ECLI:NL:CRVB:2022:2693
Centrale Raad van Beroep
- Hoger beroep
- Rechtspraak.nl
Weigering ZW-uitkering op basis van medische belastbaarheid en WIA-beoordeling
In deze zaak heeft de Centrale Raad van Beroep op 15 december 2022 uitspraak gedaan in hoger beroep tegen de beslissing van de rechtbank Midden-Nederland. Appellante, die zich op 23 november 2015 ziek had gemeld, had hoger beroep ingesteld tegen de weigering van het Uitvoeringsinstituut werknemersverzekeringen (Uwv) om haar een Ziektewet (ZW) uitkering toe te kennen. Het Uwv had vastgesteld dat appellante na afloop van de wachttijd minder dan 35% arbeidsongeschikt was en geschikt werd geacht voor verschillende functies, waaronder die van productiemedewerker en assistent consultatiebureau. De rechtbank had het beroep van appellante ongegrond verklaard, waarbij werd geoordeeld dat het medisch onderzoek door het Uwv zorgvuldig was uitgevoerd en dat de medische belastbaarheid van appellante overtuigend was gemotiveerd.

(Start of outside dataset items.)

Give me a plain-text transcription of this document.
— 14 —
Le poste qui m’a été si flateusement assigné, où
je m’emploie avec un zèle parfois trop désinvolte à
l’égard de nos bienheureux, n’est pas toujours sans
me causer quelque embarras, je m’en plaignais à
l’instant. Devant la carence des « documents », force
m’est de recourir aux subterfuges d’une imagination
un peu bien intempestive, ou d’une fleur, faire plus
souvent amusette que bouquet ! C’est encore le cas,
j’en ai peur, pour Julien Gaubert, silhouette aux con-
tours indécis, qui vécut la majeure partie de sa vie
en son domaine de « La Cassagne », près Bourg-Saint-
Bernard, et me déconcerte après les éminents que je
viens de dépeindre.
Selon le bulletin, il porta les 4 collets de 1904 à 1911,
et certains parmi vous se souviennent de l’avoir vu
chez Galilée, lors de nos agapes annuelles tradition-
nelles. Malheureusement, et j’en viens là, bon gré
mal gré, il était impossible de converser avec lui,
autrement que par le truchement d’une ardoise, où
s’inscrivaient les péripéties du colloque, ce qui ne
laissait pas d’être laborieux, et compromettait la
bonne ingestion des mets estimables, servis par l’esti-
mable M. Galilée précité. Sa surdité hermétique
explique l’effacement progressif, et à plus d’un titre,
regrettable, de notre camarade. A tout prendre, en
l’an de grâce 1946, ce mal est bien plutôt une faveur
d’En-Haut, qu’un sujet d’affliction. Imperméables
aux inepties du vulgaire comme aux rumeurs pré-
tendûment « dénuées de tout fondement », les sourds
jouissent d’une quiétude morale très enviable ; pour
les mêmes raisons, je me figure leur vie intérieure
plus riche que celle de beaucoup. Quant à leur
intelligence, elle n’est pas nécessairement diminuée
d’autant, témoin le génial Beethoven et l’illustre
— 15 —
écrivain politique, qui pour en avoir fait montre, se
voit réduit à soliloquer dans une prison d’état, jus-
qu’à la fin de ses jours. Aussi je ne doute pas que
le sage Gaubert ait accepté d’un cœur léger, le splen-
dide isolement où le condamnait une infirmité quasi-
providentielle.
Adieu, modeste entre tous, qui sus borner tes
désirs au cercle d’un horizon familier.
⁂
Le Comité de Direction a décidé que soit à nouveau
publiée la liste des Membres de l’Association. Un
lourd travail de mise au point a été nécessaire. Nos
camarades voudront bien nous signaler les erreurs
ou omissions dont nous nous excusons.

In hoger beroep voerde appellante aan dat haar belastbaarheid was overschat en dat er onvoldoende rekening was gehouden met haar gezondheidsklachten, waaronder de diagnose ME/CVS. De Raad oordeelde echter dat het Uwv de medische situatie van appellante correct had beoordeeld en dat er geen aanleiding was om te twijfelen aan de eerdere conclusies. De Raad bevestigde de uitspraak van de rechtbank en oordeelde dat appellante geschikt was voor de functies die in het kader van de WIA-beoordeling waren geduid. De Raad concludeerde dat het hoger beroep niet slaagde en dat de aangevallen uitspraak moest worden bevestigd. Er was geen aanleiding voor een veroordeling in de proceskosten.